Quem foi Leolinda, a ‘mulher do diabo’

Considerada uma revolucionária para o seu tempo, a professora Leolinda de Figueiredo Daltro foi precursora do feminismo no Brasil e uma das principais defensoras do voto feminino. Nasceu na Bahia em 1859 e dedicou grande parte de sua vida à implantação da República, na construção do magistério público e laico, na defesa dos indígenas e na afirmação dos direitos das mulheres, em particular na luta pelo direito ao voto para as mulheres.

Uma das presentes na mesa, a juíza Katherine Jathay, do Juizado de Violência Doméstica e Familiar, destacou a importância do trabalho dessas mulheres na luta contra a violência ainda existente de diversas formas. Lembrou que, por ser separada, Leolinda Daltro era chamada de ‘mulher do diabo’. Segundo Rejane, ainda no  século XIX, Leolinda se separou de um marido opressor para poder estudar. “Ao se mudar para a capital em busca de ‘melhores condições de vida’ e na afirmação de sua independência deixou um exemplo que certamente inspirou muitas de nós!”, contou a deputada.
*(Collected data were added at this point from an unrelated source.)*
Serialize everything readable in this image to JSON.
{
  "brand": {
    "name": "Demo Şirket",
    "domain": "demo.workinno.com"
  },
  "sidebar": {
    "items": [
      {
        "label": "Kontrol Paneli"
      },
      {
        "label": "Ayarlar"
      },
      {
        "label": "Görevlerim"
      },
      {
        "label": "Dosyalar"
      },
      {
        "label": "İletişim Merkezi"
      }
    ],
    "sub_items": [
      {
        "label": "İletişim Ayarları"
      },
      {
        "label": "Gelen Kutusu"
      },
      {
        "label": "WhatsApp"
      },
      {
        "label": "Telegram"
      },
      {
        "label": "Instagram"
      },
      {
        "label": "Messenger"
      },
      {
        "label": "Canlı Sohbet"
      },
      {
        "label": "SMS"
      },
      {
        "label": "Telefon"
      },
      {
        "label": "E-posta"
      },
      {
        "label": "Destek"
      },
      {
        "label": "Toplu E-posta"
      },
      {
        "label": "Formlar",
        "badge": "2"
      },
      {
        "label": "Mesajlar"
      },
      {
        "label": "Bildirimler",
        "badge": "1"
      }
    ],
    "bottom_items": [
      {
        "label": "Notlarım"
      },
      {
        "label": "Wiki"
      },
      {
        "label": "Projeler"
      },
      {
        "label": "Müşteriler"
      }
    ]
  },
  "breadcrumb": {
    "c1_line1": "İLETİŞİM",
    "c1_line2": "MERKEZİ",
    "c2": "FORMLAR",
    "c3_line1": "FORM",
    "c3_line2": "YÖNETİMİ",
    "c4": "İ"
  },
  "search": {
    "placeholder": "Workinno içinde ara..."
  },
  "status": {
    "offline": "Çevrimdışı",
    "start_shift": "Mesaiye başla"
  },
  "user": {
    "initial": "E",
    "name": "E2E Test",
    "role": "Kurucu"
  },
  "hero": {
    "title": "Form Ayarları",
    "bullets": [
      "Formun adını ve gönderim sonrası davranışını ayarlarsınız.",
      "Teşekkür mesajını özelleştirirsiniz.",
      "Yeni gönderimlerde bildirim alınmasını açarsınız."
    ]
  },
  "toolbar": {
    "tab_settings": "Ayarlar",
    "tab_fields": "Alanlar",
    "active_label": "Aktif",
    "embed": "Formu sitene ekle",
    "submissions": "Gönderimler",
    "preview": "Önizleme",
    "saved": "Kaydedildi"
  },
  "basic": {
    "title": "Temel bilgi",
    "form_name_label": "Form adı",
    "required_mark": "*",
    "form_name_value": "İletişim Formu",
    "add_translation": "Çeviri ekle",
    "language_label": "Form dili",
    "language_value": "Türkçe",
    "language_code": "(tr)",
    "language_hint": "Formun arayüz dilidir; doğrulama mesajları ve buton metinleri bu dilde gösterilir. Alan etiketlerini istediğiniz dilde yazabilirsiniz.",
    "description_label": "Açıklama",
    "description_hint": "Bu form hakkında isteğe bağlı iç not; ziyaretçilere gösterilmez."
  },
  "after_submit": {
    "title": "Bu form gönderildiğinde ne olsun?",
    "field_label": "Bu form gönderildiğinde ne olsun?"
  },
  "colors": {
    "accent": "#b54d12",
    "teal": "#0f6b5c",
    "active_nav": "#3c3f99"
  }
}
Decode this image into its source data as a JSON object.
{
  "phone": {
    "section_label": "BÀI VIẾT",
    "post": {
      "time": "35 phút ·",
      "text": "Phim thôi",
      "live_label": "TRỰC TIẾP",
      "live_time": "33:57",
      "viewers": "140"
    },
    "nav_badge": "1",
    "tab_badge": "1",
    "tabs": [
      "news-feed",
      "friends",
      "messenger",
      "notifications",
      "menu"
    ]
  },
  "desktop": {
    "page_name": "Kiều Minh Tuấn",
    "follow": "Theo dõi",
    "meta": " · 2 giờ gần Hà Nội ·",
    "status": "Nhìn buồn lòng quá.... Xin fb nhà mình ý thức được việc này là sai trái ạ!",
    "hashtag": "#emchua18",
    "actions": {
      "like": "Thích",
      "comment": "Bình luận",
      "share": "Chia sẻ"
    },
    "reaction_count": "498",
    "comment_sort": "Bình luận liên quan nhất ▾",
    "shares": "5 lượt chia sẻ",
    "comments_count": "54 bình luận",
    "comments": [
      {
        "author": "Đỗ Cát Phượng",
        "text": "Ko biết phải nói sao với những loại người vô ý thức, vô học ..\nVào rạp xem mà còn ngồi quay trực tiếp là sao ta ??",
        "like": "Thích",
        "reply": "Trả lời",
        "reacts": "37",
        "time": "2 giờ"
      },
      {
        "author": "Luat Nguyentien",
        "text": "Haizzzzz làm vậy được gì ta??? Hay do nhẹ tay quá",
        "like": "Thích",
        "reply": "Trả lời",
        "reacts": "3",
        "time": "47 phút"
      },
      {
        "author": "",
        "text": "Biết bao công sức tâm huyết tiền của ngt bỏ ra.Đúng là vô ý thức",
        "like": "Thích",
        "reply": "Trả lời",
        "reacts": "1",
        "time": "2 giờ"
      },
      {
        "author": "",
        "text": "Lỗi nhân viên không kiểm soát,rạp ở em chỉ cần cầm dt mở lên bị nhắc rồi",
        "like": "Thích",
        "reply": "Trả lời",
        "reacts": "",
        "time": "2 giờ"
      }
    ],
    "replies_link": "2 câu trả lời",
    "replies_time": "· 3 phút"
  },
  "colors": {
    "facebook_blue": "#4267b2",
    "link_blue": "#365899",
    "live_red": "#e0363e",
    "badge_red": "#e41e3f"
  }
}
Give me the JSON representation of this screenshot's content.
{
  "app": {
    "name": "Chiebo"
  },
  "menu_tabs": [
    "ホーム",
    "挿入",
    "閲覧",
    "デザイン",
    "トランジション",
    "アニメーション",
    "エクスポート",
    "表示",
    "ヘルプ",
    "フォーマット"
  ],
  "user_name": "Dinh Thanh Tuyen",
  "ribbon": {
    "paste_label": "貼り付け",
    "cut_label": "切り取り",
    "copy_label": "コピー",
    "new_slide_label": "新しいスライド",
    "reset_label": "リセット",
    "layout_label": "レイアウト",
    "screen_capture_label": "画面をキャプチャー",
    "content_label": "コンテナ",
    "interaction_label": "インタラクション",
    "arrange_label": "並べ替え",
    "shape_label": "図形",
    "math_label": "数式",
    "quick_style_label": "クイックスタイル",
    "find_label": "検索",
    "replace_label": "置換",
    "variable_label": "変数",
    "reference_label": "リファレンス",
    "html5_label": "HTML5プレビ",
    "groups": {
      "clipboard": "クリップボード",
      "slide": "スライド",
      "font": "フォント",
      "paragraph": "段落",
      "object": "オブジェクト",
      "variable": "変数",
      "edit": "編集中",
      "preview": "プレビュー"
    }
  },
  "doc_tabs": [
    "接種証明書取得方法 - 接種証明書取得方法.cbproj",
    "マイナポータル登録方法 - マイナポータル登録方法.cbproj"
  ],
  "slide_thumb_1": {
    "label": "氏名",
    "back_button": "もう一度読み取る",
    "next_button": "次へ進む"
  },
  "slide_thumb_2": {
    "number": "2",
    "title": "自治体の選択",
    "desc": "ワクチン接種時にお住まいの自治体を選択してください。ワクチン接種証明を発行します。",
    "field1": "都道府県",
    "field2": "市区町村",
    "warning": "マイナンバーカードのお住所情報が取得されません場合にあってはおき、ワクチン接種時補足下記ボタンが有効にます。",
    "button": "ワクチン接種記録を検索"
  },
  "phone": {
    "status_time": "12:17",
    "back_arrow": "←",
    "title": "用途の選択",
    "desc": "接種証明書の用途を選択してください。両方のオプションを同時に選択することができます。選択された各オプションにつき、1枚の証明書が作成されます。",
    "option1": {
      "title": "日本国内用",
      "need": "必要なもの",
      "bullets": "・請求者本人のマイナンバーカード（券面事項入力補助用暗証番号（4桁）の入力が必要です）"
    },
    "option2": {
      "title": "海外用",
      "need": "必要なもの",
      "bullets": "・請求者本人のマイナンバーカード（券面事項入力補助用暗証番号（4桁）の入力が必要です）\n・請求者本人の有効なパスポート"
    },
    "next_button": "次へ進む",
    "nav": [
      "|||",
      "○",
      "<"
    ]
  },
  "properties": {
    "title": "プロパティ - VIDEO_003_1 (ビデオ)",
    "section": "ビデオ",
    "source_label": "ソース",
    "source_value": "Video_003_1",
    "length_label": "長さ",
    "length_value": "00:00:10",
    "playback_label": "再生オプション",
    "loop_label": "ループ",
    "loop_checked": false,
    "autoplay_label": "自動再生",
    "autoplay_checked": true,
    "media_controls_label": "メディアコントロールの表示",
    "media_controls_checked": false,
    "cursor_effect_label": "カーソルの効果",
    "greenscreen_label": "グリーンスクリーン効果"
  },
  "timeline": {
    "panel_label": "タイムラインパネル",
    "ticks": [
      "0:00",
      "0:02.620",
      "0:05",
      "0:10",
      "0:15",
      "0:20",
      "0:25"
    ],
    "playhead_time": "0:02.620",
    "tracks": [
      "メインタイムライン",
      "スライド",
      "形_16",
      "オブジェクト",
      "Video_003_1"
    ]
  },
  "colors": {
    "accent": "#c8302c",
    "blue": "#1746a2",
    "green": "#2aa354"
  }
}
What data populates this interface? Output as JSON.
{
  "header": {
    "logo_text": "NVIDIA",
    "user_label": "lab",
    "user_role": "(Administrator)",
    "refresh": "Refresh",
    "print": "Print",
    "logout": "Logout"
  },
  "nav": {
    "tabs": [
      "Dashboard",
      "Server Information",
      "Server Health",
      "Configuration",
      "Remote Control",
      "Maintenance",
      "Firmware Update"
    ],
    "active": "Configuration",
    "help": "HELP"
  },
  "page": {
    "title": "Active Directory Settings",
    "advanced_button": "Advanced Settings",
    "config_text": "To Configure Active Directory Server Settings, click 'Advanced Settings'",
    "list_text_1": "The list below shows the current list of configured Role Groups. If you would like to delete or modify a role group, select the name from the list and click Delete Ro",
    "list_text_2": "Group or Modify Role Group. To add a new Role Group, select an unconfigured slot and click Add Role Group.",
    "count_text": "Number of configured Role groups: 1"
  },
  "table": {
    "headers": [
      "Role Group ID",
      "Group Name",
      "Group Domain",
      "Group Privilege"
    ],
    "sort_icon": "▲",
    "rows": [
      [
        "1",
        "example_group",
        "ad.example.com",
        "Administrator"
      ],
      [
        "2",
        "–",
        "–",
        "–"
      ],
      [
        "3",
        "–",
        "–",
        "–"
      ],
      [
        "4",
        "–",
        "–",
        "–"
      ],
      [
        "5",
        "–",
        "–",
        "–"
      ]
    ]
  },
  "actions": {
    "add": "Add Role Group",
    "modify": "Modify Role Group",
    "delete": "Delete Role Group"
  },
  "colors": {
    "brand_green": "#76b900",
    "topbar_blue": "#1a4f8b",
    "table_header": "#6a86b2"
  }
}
Militou na política, e em 1910, fundou o primeiro partido político feminista brasileiro: o Partido Republicano Feminino. Também fundou três jornais dedicados à mulher e publicou dois livros onde contou aspectos de sua vida. Em 1917, liderou uma passeata exigindo a extensão do voto às mulheres, em plena república oligárquica. Em 3 de maio de 1933 e em 14 de outubro de 1934, a mulher exerceu pela primeira vez o seu direito ao voto. Leolinda faleceu no Rio em 1935.